German physicist Lichtenberg wrote in 1770 that his English host ‘could scarcely find words to describe what wretched people English artificers generally were in matters of theory.’ There were exceptions. In 1759, Smeaton brought science to the watermill and greatly increased their efficiency. All over the country mills were revamped to drive more or heavier machinery. It brought Smeaton, and ordinary millwrights, plenty of work. For this reason steam and water power long overlapped.

Decades passed before James Watt superseded Newcomen’s engine, working in Glasgow and Birmingham. Watt, a Scot, learnt his trade of scientific instrument making in London. By virtue of its size, London became a significant early user of steam engines. Rather than the concentration of textile mills normally associated with the industrial revolution, London had many industries, especially brewing and distilling, which invited mechanisation. It had little water power. By 1804 London had four times as many steam engines as Manchester.

The Albion Mills (1786), south of Blackfriars Bridge, was a London showpiece for Watt. Erected by another Scot, John Rennie (1761–1821), it is now more famous for fire that destroyed it. (Although millwrights had no guild Rennie initially faced a ‘closed shop’ working in London). Very unusually, Rennie attended university classes while starting out as a millwright. He combined theory with practical skill. Instead of peg teeth, for smooth running, the Albion’s gear teeth ‘both wooden and iron, were accurately formed by chipping and filing to the form of epicycloids.’


Millwrights were versatile. To John Hall, a millwright in Kent, was brought a French invention in model form, for making paper more cheaply, continuously in rolls. There was no future for it in revolutionary France. The man who wrestled it into production was Hall’s apprentice, Bryan Donkin (1768–1855), who set up an engineering works in Bermondsey, backed by the Fourdriniers, London stationers. He installed the machine at Frogmore watermill in 1804 where you can still see papermaking today. Like Rennie, he developed into a consulting engineer. This yeoman engineer, made possible the 19th Century explosion of literature, textbooks and journalism.

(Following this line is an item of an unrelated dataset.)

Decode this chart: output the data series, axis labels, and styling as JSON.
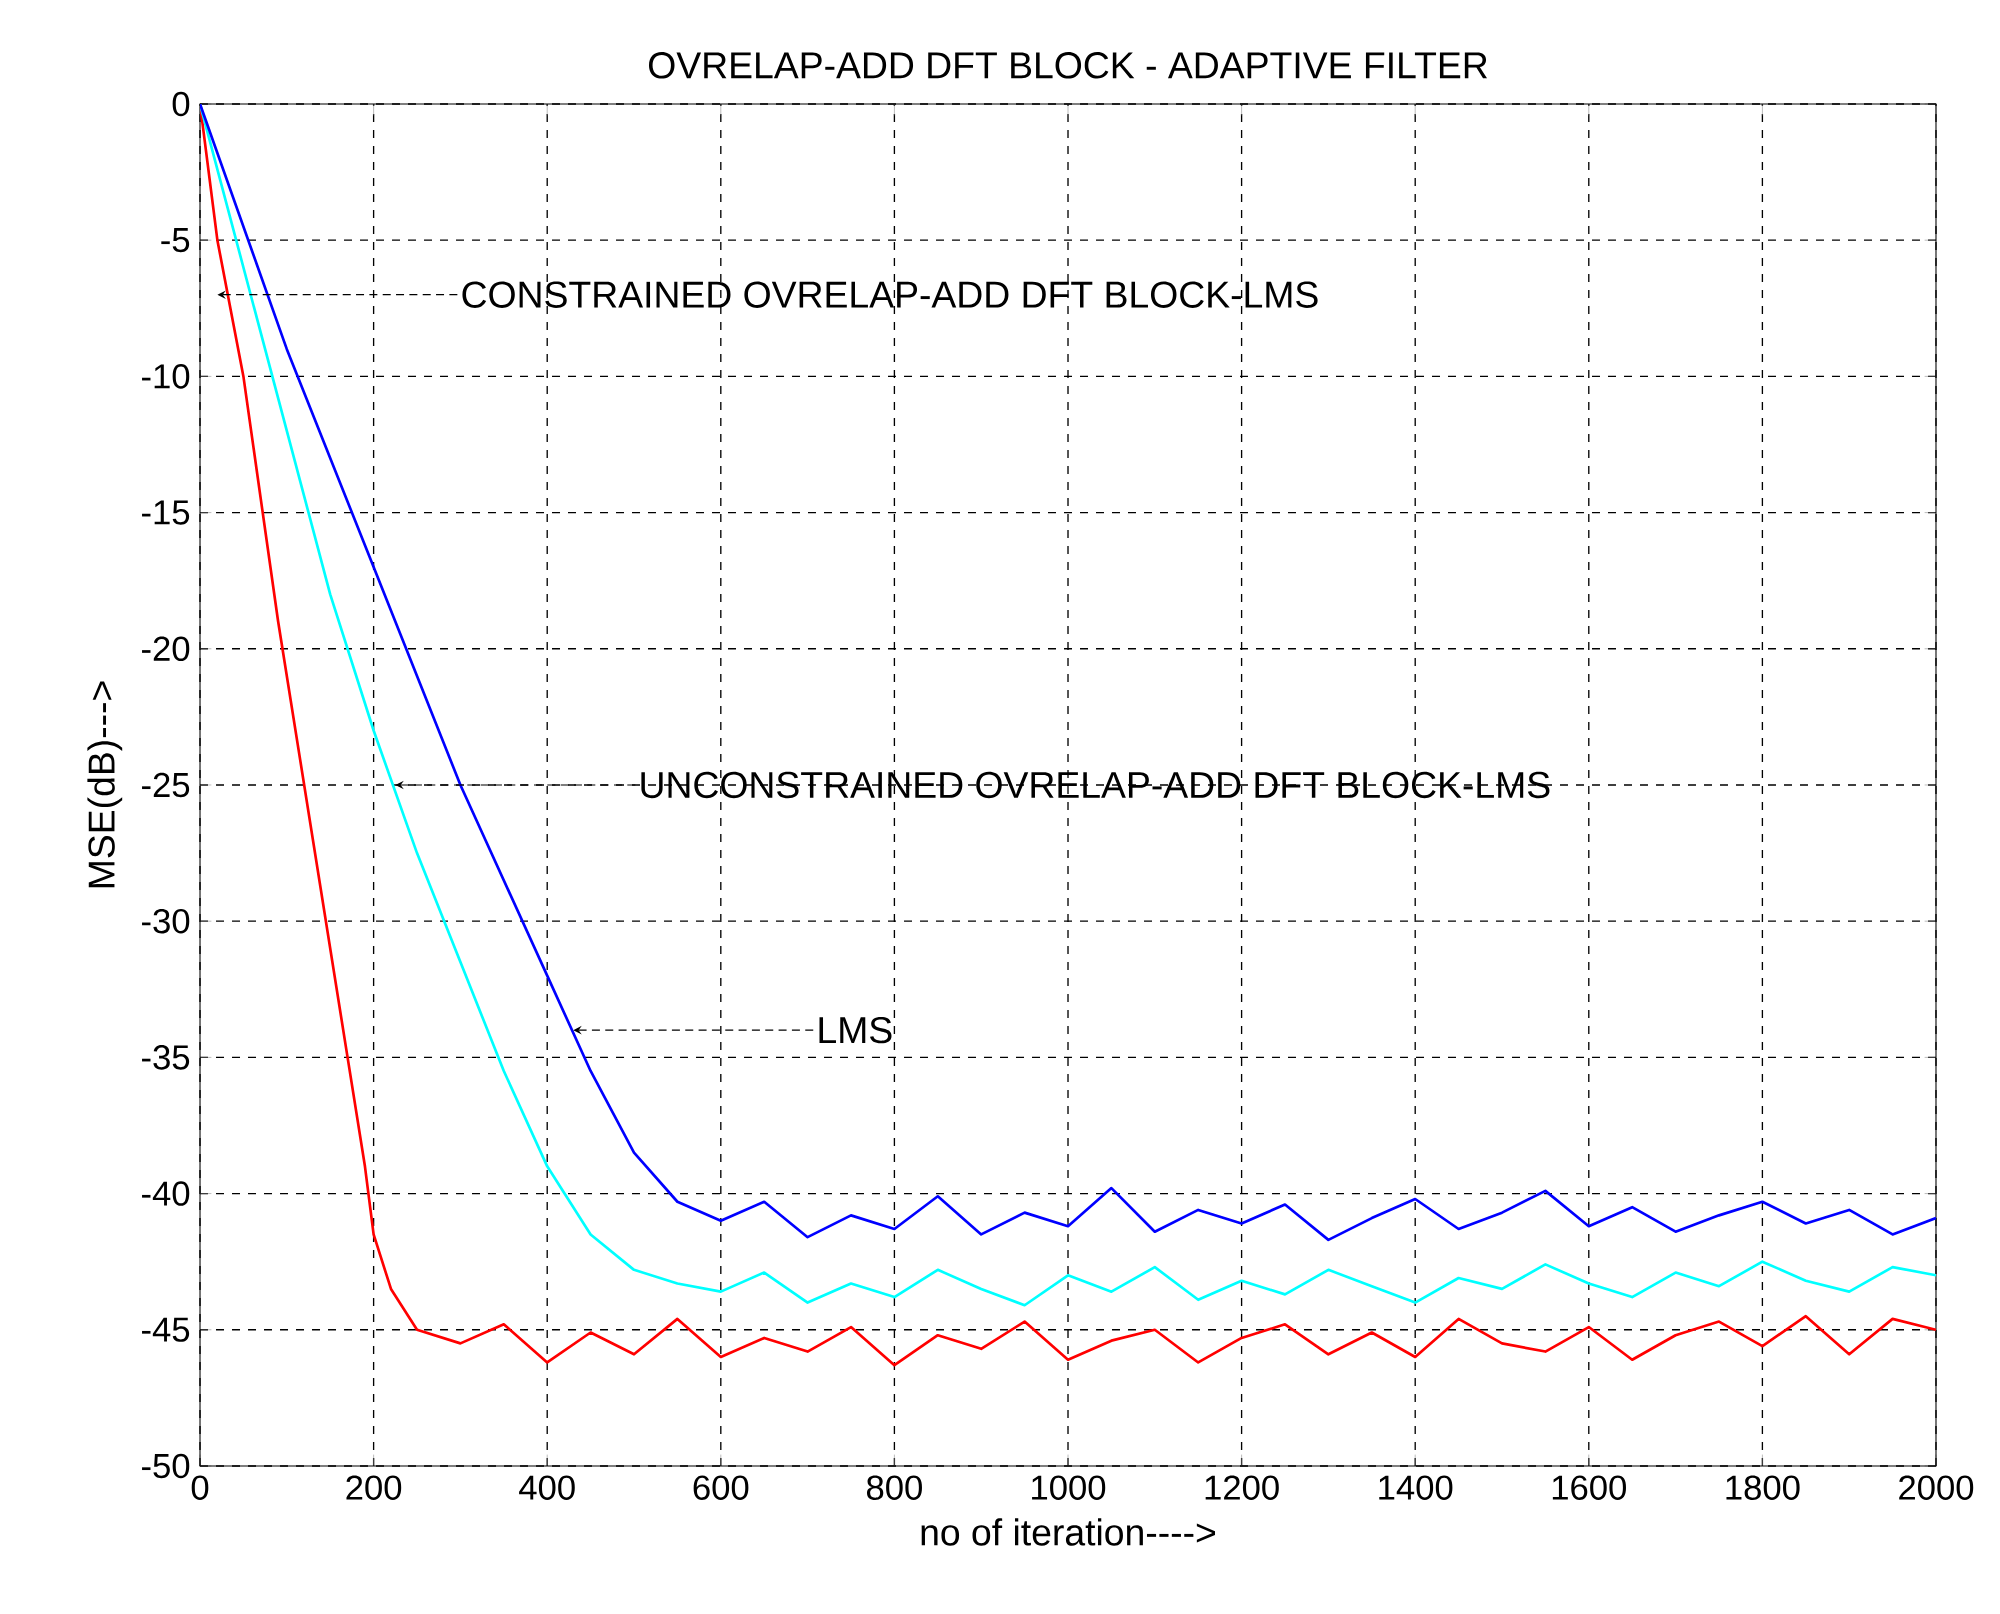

Paper making machine. Wellcome Images.

Assisting Smeaton at Plymouth was quartermaster Josias Jessop. His son William was thirteen at the time the new lighthouse was lit and he became Smeaton’s apprentice. William Jessop (1745–1814) went on to construct the West India Docks (1802), London’s first walled commercial dock, among the greatest construction projects of its time, and according to The Times ‘an object of beauty and astonishment’.

As Britain entered the 19th century it was about to become the workshop of the world. But it had almost nothing to compare with France either in the way of engineering schools, or natural philosophers (scientists) interested in practical problems. What it did have, and you may not have met this argument before, was a relatively socially mobile society. People could sometimes rise by their own talents. It also had a coal fuelled economic powerhouse called London.